Throughout the text, Casciari has inserted Messi as “the leader” of the battle waged by Argentine migrants keep as much of their Argentinian identity as possible, mainly the way they speak.
“It was very difficult for all of us to keep saying dribble instead of dribble, but at the same time we knew it was our final trench. And Messi was our leader in that battle. The guy who didn’t speak kept the way of speaking alive for us” Casciari said.
And he continued: “So, all of a sudden, we were not only enjoying the best player we had ever seen, but also We observed that he did not lack a Spanish idiom in any interview”.
“Suddenly he was the most famous man in Barcelona but, just like us, I’ve never stopped being Argentinian anywhere else“he insists.
He also relates emotionally how they celebrated “his rudeness when he went to the Olympics to win gold for Argentina without his club’s permission” and that he always returns to Rosario at the end of the year to celebrate Christmas.
“It is difficult to explain how happy it made life for us who lived away from home. How it freed us from the boredom of a monotonous society and justified us. How it helped us not lose our compass. Messi has made us happy in a way that is so serene, and so natural, and so oursthat when the insults from Argentina began to arrive we could not understand it”, read Casciari trying to hold back the tears.
He also said that these insults and interrogations of Messi in Argentina had been a “nightmare” for them and he was confident that his resignation from the national team in 2016, after the frustrating defeat in the Copa América final against Chile in the United States, was ” A relief”.
“We couldn’t see him suffer like this, because we knew how much he loved his country and the efforts he made not to break the umbilical cord. When he stepped down, it was as if Messi had suddenly decided to take his hands off the fire for a while. Not just yours. We too were burned by those criticisms,” he said.
The next paragraph highlighted what, for Casciari, is “the most unusual event in modern football: in the afternoon of 2016, when Lionel got tired of the insults and decided to resign, a fifteen-year-old boy wrote him a letter on Facebook which ended saying, “Think about staying. But stay to enjoy, which is what these people want to take away from you.” Seven years later, Enzo Fernández, the author of the letter, was the revelation player of the World Cup by Lionel Messi”.
He observed with emotion that Messi returned to the national team and, years later, “won everything he needed and shut the mouths of his detractors”.
“Although some found him ‘vulgar for the first time’ in front of a microphone. It was when he said, ‘What a look, stupid, go there.’ For us, those of us who have observed his accent for fifteen years, it is was a perfect sentence, because he ate all the s and his yeísmo is still intact,” he said.

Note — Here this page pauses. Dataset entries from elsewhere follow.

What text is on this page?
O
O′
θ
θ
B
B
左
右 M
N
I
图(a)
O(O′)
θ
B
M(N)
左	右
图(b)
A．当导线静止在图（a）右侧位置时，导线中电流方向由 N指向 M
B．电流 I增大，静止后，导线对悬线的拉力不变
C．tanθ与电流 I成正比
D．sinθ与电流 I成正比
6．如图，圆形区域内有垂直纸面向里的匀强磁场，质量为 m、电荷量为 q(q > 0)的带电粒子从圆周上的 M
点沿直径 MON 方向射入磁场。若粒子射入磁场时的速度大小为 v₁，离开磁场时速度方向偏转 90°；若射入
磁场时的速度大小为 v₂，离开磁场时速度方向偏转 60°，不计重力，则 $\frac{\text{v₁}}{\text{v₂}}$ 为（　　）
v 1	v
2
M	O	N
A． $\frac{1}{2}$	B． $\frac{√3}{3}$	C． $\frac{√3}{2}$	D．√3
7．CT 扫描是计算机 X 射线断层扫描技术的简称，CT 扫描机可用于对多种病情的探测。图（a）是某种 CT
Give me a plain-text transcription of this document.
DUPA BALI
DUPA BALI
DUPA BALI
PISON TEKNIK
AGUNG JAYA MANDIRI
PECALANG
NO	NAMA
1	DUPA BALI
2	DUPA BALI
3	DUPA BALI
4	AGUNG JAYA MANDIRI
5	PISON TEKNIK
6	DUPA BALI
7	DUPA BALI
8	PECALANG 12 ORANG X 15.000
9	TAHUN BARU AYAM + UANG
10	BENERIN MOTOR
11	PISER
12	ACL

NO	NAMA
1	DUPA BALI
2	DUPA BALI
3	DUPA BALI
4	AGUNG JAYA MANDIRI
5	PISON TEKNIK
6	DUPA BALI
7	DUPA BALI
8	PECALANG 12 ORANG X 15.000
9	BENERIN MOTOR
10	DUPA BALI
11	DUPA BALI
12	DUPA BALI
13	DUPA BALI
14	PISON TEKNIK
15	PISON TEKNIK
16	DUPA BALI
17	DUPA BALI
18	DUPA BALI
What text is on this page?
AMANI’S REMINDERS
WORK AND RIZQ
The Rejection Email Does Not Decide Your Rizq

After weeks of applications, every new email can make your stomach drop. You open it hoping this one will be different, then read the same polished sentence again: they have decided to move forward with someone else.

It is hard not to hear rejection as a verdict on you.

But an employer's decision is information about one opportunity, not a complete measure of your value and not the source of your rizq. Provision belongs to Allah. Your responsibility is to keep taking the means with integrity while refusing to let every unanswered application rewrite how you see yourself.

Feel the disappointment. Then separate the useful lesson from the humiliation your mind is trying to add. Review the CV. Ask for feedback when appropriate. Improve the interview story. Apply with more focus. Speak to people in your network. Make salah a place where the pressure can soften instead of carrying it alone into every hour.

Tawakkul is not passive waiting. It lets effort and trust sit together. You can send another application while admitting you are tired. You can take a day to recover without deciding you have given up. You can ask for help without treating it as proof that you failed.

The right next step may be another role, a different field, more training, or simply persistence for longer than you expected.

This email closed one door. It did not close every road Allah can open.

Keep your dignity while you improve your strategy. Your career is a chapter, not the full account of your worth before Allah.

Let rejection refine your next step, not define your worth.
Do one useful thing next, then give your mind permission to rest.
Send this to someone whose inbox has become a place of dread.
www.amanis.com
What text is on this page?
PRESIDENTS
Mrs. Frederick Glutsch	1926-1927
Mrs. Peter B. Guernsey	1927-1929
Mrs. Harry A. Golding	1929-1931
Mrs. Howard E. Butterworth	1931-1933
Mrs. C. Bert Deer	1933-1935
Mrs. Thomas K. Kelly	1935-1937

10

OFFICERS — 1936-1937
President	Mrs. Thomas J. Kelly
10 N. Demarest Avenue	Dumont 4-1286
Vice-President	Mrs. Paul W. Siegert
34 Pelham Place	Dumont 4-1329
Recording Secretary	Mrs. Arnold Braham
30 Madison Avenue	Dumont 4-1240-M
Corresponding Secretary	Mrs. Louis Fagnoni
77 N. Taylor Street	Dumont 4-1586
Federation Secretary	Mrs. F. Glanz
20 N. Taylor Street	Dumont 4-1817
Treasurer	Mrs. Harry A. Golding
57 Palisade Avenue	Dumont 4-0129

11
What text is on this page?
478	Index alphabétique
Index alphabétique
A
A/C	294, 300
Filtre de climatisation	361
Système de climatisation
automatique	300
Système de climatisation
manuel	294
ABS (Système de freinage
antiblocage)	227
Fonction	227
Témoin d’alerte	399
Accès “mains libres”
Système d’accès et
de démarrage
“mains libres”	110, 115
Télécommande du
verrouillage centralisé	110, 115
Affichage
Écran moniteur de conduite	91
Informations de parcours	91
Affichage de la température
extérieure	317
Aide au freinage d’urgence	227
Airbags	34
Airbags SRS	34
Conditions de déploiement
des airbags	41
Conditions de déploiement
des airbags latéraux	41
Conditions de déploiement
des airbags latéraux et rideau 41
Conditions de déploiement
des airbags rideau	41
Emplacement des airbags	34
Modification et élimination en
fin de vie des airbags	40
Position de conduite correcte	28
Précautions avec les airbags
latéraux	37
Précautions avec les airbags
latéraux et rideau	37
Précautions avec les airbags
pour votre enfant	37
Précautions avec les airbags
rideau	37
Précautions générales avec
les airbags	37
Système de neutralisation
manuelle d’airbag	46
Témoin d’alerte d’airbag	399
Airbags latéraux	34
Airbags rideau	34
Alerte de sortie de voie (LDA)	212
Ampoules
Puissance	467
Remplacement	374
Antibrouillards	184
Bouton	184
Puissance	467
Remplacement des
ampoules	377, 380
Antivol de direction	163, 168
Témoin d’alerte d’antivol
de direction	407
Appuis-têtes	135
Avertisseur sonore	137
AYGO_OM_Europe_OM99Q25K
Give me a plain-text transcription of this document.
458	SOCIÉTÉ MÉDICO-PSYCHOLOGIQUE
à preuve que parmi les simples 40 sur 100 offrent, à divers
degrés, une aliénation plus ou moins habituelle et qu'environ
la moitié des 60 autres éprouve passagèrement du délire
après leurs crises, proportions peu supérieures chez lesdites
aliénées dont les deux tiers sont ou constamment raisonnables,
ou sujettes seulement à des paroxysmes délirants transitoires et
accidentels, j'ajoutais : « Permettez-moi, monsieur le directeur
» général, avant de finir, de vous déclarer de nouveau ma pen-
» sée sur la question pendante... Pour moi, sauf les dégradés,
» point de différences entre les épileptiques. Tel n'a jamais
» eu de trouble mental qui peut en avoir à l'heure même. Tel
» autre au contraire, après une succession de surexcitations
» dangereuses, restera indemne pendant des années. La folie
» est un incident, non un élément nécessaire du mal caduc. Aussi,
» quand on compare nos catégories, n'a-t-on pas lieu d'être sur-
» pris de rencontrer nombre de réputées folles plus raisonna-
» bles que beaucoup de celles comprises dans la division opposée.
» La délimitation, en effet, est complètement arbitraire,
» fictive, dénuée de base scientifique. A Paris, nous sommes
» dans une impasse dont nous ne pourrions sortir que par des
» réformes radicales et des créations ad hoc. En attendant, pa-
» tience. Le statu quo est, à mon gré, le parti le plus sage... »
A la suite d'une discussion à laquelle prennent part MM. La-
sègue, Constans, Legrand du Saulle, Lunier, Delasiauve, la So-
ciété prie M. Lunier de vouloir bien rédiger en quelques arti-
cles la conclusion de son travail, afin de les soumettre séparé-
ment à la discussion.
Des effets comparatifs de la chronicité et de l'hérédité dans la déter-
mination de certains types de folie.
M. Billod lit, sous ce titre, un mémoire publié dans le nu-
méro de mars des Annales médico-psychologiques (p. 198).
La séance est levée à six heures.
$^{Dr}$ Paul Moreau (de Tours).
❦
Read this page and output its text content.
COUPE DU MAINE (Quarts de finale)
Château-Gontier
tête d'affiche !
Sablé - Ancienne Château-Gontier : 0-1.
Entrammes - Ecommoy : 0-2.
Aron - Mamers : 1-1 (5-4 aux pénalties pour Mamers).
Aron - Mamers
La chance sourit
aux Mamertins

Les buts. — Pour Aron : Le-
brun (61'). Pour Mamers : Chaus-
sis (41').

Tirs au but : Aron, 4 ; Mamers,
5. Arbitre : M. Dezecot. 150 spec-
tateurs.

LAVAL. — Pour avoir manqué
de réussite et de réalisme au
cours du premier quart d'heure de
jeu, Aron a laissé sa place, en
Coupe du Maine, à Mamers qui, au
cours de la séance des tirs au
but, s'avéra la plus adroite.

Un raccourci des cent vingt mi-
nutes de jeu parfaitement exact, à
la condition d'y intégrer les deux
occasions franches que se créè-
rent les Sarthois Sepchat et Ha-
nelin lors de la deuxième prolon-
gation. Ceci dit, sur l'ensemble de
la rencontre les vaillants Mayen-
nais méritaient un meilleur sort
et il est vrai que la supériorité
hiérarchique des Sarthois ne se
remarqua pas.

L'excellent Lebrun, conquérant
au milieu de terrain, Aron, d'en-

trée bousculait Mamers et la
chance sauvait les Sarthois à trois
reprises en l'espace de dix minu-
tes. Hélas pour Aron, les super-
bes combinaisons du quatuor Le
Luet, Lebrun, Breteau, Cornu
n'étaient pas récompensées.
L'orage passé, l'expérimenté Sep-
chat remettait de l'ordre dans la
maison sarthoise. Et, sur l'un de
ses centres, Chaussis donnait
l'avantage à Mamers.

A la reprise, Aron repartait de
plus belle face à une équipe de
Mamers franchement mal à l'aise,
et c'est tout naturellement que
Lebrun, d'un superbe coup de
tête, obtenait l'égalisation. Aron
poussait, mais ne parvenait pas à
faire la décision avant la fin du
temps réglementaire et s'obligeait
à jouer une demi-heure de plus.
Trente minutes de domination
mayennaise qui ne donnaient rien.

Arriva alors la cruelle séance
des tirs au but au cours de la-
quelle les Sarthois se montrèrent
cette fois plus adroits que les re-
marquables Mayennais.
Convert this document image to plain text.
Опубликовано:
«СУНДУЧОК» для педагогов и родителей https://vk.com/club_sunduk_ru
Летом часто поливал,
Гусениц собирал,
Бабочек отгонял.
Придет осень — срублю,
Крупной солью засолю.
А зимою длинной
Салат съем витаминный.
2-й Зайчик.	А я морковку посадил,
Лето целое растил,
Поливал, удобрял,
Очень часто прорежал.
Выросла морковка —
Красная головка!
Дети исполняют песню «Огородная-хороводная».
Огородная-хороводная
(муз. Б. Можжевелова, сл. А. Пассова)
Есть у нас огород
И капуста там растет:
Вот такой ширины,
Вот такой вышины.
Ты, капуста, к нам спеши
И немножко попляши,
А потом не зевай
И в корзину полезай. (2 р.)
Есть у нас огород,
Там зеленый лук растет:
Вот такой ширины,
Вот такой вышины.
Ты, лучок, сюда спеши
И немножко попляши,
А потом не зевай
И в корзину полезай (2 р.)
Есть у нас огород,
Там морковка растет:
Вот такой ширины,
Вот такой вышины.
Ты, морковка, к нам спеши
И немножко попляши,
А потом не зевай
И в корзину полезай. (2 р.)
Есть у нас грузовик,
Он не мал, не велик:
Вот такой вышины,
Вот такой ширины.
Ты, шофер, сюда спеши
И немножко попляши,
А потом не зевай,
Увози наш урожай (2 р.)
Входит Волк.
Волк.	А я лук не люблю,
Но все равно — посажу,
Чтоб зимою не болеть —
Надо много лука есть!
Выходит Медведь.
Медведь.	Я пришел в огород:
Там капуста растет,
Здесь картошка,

He finally celebrated that during the World Cup in Qatar he was able to confirm that Messi “is always the same” who helped them be happy.
For Casciari, “all of humanity wanted Lionel to win so badly. No one had ever seen a simple man on top of the world.”
Source: Clarin
Jason Root is the go-to source for sports coverage at News Rebeat. With a passion for athletics and an in-depth knowledge of the latest sports trends, Jason provides comprehensive and engaging analysis of the world of sports.